Sesuai perjanjian, PT B harus mengurus sendiri administrasi penyerahan barang dari gudang PT A (Indonesia) maupun dari gudang C Corp (Singapura) dan menanggung semua risiko, administrasi, serta biaya pengangkutannya.
Atas penyerahan 500 pcs barang dari gudang PT A menjadi terutang PPN karena dilakukan di dalam daerah pabean. Sementara itu, atas penyerahan barang dari gudang C Corp di Singapura, PT terbebas dari PPN. Sebaliknya, PT B karena mengurus sendiri proses pemasukan barang dari luar daerah pabean ke Indonesia maka dianggap melakukan kegiatan impor. Oleh karena itu, PT B tidak hanya berkewajiban untuk mengurus dokumen kepabeanan, tetapi juga harus membayar bea masuk, PPN, dan PPh 22 terkait impor.

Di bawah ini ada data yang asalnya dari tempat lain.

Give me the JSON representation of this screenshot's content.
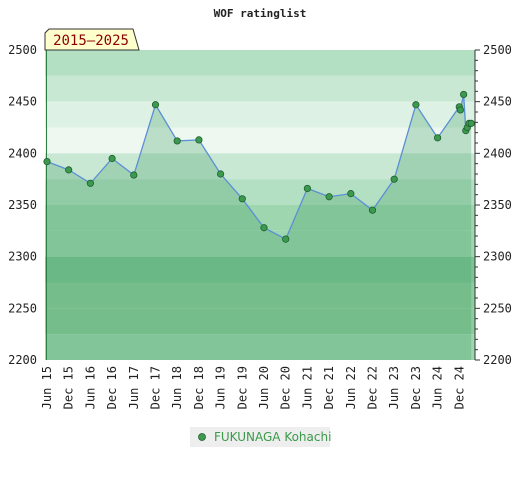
{
  "chart_data": {
    "type": "line",
    "title": "WOF ratinglist",
    "period_badge": "2015–2025",
    "ylim": [
      2200,
      2500
    ],
    "y_ticks": [
      2200,
      2250,
      2300,
      2350,
      2400,
      2450,
      2500
    ],
    "x_tick_labels": [
      "Jun 15",
      "Dec 15",
      "Jun 16",
      "Dec 16",
      "Jun 17",
      "Dec 17",
      "Jun 18",
      "Dec 18",
      "Jun 19",
      "Dec 19",
      "Jun 20",
      "Dec 20",
      "Jun 21",
      "Dec 21",
      "Jun 22",
      "Dec 22",
      "Jun 23",
      "Dec 23",
      "Jun 24",
      "Dec 24"
    ],
    "grid": true,
    "legend_position": "bottom-center",
    "series": [
      {
        "name": "FUKUNAGA Kohachi",
        "color": "#5b8fd6",
        "marker_color": "#3c9a4e",
        "x": [
          0,
          1,
          2,
          3,
          4,
          5,
          6,
          7,
          8,
          9,
          10,
          11,
          12,
          13,
          14,
          15,
          16,
          17,
          18,
          19,
          19.05,
          19.2,
          19.3,
          19.37,
          19.45,
          19.55
        ],
        "values": [
          2392,
          2384,
          2371,
          2395,
          2379,
          2447,
          2412,
          2413,
          2380,
          2356,
          2328,
          2317,
          2366,
          2358,
          2361,
          2345,
          2375,
          2447,
          2415,
          2445,
          2442,
          2457,
          2422,
          2425,
          2429,
          2429
        ]
      }
    ]
  },
  "colors": {
    "band_dark": "#7cc495",
    "band_mid": "#8ccc9f",
    "band_light": "#9ed6b0",
    "band_pale": "#b3dfc3",
    "band_paler": "#c8e8d4",
    "band_palest": "#ddf1e4",
    "badge_fill": "#ffffcc",
    "line": "#5b8fd6",
    "marker": "#3c9a4e",
    "legend_bg": "#eeeeee"
  }
}
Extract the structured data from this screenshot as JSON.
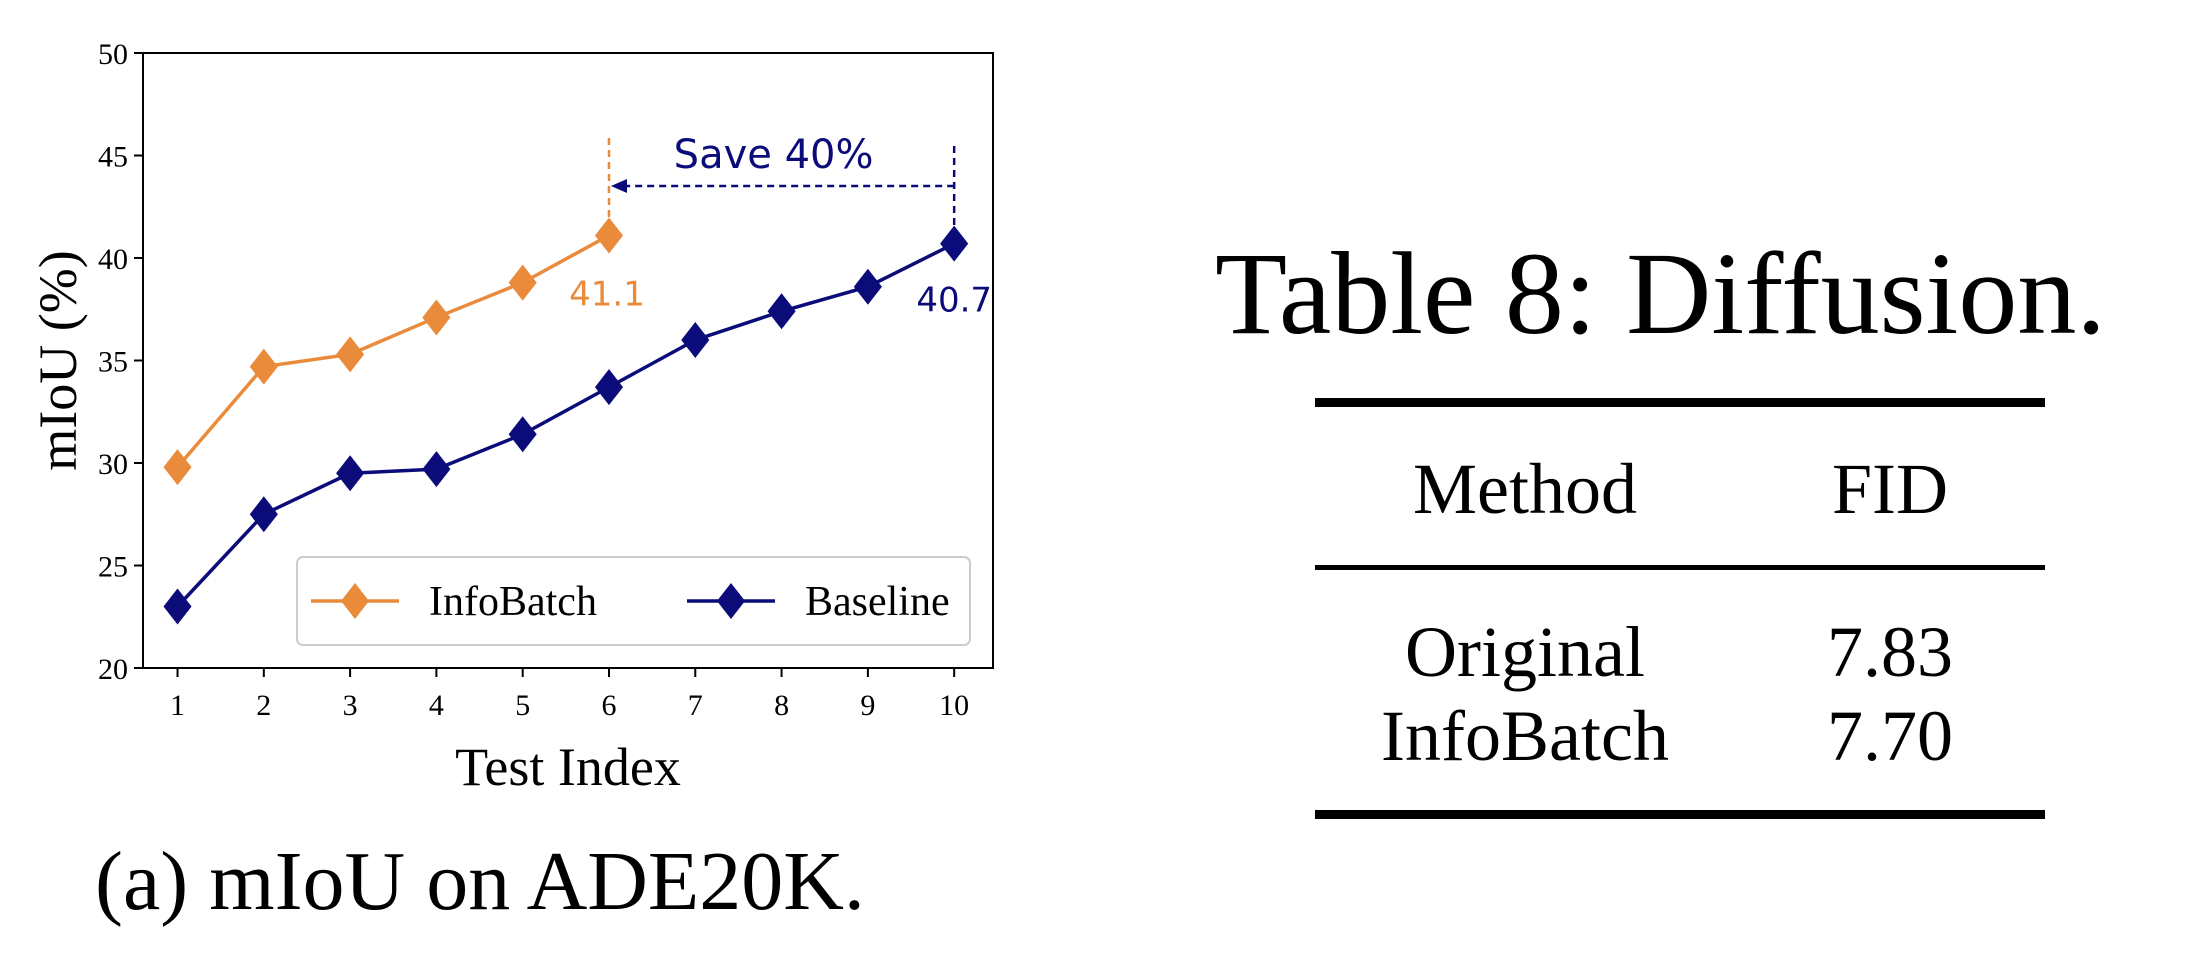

Dengan pendekatan Ex-Work, sebenarnya penjual memindahkan risiko kerusakan ataupun kehilangan barang—dalam proses penyerahan maupun pengiriman—kepada pembeli. Artinya, kewajiban penjual hanya menanggung biaya dan menjamin kualitas barang selama proses produksi hingga pengepakan. Selepas itu, penjual tidak bertanggung jawab atas proses administrasi serta risiko dan biaya-biaya lain yang berhubungan dengan pengangkutan barang.
Dasar Hukum
- Pasal 1A ayat 1 huruf a UU No. 42 Tahun 2009
- Pasal 4 ayat 1 huruf a UU No. 42 Tahun 2009
- Surat Edaram Direktur Jenderal Pajak SE-130/PJ/2010
Untuk informasi lebih lanjut dapat menghubungi MUC Consulting melalui saluran telepon +6221-788-37-111 (hunting) atau email ke ask_muc@mucglobal.com.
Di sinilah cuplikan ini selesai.